If your company is involved in an automobile event where there was property damage, serious injury or loss of life the legal system is going to ask if you did your due diligence and did everything in your power to protect the driving public through proven training.

Fewer incidents also mean lower insurance modifiers and lower rates for companies.

“The only way to keep insurance costs down is to eliminate the number of events,” says Willis. “Even small events like backing into a pole can lead to lingering costs that build up over time.”

Establishing and maintaining a good driver safety program as part of your company’s overall safety protocols can also make your company a more attractive place to work for prospective and current employees.

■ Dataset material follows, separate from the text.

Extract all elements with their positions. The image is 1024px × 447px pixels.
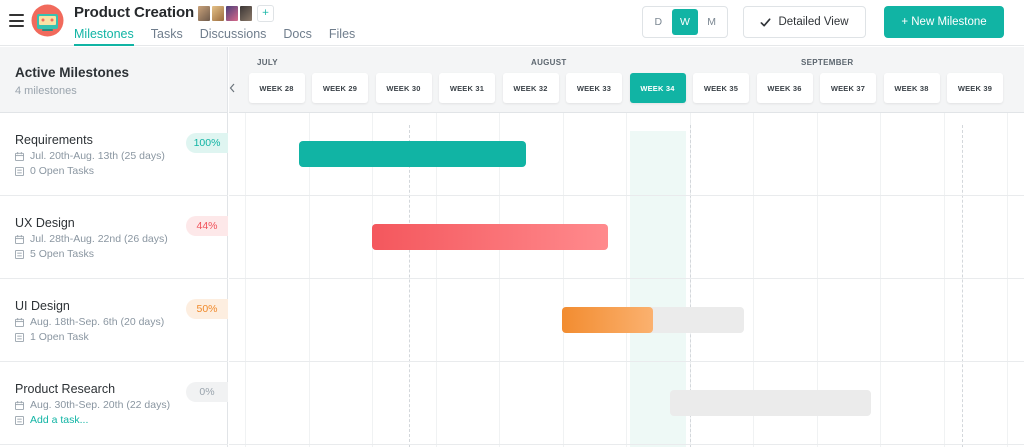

“A company that is committed to working to ensure a safe workplace on all fronts is going to draw like-minded employees and that is a benefit for everyone,” adds Willis.

Midyett echoes Willis’ comments saying a loss event can drain a company’s financial resources and put undue pressure and stress on employees.

“Taking the right steps to protect employees, customers and the general public with safe driving education is the responsibility of the company,” says Midyett. “The factors that cause losses will stay constant but continuous reinforcement of the basics will go a long way to achieving better driving practices.”